就算是找他了,来的都是居委会的,您想想,我说的有没有问题!”
闫埠贵一愣,听完王刚说的下意识开始思考起来,在自己的记忆里面开始翻找。
良久,闫埠贵默然点头。
“您说的对,那我这?”
“您得知道,街道办,不是你们学校,不会关注这些不重要的问题,但有一个很致命的红线您给碰了!”

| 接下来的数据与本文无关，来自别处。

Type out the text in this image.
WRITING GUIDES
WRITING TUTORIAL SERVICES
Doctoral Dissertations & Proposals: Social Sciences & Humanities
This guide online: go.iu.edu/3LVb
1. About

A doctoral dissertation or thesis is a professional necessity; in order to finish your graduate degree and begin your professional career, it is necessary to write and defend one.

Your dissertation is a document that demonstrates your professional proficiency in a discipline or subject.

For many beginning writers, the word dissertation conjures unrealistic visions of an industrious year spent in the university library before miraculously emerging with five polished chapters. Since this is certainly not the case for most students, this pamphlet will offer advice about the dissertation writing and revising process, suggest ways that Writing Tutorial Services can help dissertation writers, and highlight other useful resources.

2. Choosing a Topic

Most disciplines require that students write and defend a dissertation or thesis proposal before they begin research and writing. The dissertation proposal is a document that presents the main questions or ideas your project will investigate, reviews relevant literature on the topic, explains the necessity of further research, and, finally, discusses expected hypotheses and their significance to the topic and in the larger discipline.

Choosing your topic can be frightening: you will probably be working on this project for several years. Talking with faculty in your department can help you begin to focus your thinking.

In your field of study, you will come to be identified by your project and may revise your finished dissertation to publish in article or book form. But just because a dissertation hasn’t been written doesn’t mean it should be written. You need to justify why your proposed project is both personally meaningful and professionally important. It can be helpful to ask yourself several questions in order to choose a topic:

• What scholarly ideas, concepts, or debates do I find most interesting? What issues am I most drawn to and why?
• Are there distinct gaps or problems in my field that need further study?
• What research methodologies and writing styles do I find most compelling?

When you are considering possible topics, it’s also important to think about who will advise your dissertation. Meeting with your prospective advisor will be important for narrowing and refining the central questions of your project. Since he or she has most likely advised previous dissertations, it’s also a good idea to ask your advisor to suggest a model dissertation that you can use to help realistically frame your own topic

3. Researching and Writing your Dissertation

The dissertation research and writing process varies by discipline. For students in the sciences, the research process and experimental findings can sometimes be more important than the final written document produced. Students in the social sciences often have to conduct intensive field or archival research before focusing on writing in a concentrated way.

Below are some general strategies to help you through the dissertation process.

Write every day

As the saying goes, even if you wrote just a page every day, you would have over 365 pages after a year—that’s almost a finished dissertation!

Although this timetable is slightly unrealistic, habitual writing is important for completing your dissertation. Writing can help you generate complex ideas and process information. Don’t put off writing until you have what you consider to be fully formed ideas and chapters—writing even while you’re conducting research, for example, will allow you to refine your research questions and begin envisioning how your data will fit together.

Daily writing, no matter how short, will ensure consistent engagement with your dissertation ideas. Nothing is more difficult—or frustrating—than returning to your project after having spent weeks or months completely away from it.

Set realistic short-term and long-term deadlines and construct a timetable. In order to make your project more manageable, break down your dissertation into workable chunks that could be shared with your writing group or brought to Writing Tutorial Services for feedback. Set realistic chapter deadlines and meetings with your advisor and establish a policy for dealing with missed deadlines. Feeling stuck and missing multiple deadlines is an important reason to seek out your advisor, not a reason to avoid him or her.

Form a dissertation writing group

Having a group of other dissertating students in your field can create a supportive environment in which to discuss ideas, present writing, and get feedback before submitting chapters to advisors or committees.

“您说的是什么?您说街道办现在努力促成的失足妇女再就业的问题不好,不行,您很抵触,很抗议!并且说打死闫解成也不同意!”
王刚嘴角噙着笑意,燕国的地图正式展开。
“我问问您,现在人多嘴杂的,传到我们街道办事处老大耳朵里面会变成什么样子的?”
“您说说,我们老大能不找人来点你?您想想,是您大,还是办事处大!”
王干部大大喇喇的直接点了出来,街道办是不是这个意思不重要,他王刚是这个意思就行了。
假传圣旨嘛,哪家忠臣不干?
闫埠贵的坐姿逐渐正经起来,额头上开始爬满细汗,他好像知道哪个要命的地方出了问题了。
莫谈国事......
完了!这特么的彻底完了!
闫埠贵的喉头滚动,老鼠眼里面带着祈求之色看向王刚,不言而喻。
“我再问您,闫解成喜欢上了那位特殊职业的女子是我们街道办强摁头的么?”
闫埠贵摇头。
“那您为什么要说街道办的不是?您知道街道办现在面对这个问题也很难的,这都是上级的要求,说句不好听的,我们办事处也为难,但,你闫埠贵不能让我们更为难啊 !”

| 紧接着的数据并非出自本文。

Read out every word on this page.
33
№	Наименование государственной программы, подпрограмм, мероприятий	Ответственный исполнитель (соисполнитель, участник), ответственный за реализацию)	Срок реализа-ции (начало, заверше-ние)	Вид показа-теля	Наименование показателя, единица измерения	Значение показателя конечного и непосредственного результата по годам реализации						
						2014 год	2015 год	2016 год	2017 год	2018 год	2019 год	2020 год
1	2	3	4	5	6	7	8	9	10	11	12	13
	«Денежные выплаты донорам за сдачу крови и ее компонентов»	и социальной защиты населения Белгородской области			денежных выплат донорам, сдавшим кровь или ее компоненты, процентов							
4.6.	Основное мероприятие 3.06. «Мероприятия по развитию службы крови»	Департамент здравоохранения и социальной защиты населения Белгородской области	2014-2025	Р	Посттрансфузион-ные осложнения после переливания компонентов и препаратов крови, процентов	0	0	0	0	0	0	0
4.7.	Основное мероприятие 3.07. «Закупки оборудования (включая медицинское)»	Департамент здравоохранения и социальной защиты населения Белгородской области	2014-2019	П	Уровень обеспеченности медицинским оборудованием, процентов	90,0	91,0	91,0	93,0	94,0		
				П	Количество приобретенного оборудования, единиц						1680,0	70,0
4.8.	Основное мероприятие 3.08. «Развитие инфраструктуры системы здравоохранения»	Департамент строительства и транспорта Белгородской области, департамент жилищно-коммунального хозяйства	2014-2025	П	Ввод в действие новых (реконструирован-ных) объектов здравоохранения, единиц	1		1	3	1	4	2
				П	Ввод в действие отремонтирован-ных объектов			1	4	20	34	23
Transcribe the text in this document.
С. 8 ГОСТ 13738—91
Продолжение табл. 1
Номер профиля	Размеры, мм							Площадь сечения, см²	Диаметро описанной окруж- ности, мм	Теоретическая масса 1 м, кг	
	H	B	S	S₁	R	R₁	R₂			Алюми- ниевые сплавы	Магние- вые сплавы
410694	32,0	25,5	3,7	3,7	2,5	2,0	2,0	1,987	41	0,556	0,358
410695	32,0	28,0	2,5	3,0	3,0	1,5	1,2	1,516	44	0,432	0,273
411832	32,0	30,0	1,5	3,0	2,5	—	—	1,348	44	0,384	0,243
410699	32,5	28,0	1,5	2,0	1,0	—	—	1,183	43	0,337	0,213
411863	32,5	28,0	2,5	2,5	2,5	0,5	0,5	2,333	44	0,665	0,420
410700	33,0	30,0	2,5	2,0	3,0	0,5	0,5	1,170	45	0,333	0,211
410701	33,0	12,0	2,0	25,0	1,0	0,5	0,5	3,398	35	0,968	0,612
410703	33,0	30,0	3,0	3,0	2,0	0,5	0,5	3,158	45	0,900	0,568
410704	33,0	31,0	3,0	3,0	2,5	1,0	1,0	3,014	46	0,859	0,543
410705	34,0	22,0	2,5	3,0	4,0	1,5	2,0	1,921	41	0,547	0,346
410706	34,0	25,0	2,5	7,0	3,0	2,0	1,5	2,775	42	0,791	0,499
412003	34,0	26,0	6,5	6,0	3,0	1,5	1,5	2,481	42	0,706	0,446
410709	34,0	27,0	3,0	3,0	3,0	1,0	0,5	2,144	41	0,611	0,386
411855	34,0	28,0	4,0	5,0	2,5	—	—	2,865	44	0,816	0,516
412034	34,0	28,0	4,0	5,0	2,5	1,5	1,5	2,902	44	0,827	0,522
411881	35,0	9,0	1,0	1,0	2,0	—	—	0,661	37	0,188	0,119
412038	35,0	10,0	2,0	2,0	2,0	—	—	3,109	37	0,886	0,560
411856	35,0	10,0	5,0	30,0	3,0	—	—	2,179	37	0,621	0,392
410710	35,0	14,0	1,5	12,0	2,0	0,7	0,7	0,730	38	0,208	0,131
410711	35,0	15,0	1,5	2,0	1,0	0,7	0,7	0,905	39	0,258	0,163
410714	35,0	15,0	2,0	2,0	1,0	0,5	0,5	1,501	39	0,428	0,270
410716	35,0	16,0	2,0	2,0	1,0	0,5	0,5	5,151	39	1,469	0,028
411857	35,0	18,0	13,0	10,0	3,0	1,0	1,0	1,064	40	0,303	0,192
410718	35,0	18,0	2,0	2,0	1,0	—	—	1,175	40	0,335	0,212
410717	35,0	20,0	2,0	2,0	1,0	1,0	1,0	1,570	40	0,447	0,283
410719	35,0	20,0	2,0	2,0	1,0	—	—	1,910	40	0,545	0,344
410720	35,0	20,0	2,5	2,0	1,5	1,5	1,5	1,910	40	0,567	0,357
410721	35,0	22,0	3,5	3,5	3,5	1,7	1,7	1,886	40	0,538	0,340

王刚轻轻的敲了敲桌子,脸上带着正儿八经的神色注视着闫埠贵。
上级能为难街道办,那是因为他们是上级,可你一个闫埠贵是个什么东西?
这就是王刚隐藏起来的意思了,你踏马闫埠贵算个什么东西?也敢让他们街道办为难?
“咕咚!”
闫埠贵脸色带着艰难的神色点了点头,鼻尖儿上的细汗滴滴下坠跌落。
他不经意间捅了个篓子,本以为屁事儿没有,结果却是个要补天的窟窿!
“您知道该怎么办了么?”
闫埠贵沉默,他知道,但是他不想这么做。
真要是这么做了,怕是以后闫家的脸就丢了个差不多了啊!
可要是不这么做,他这小身板怕是扛不住街道办啊!
该死的闫解成,他闫埠贵怎么就生了个这玩意儿?!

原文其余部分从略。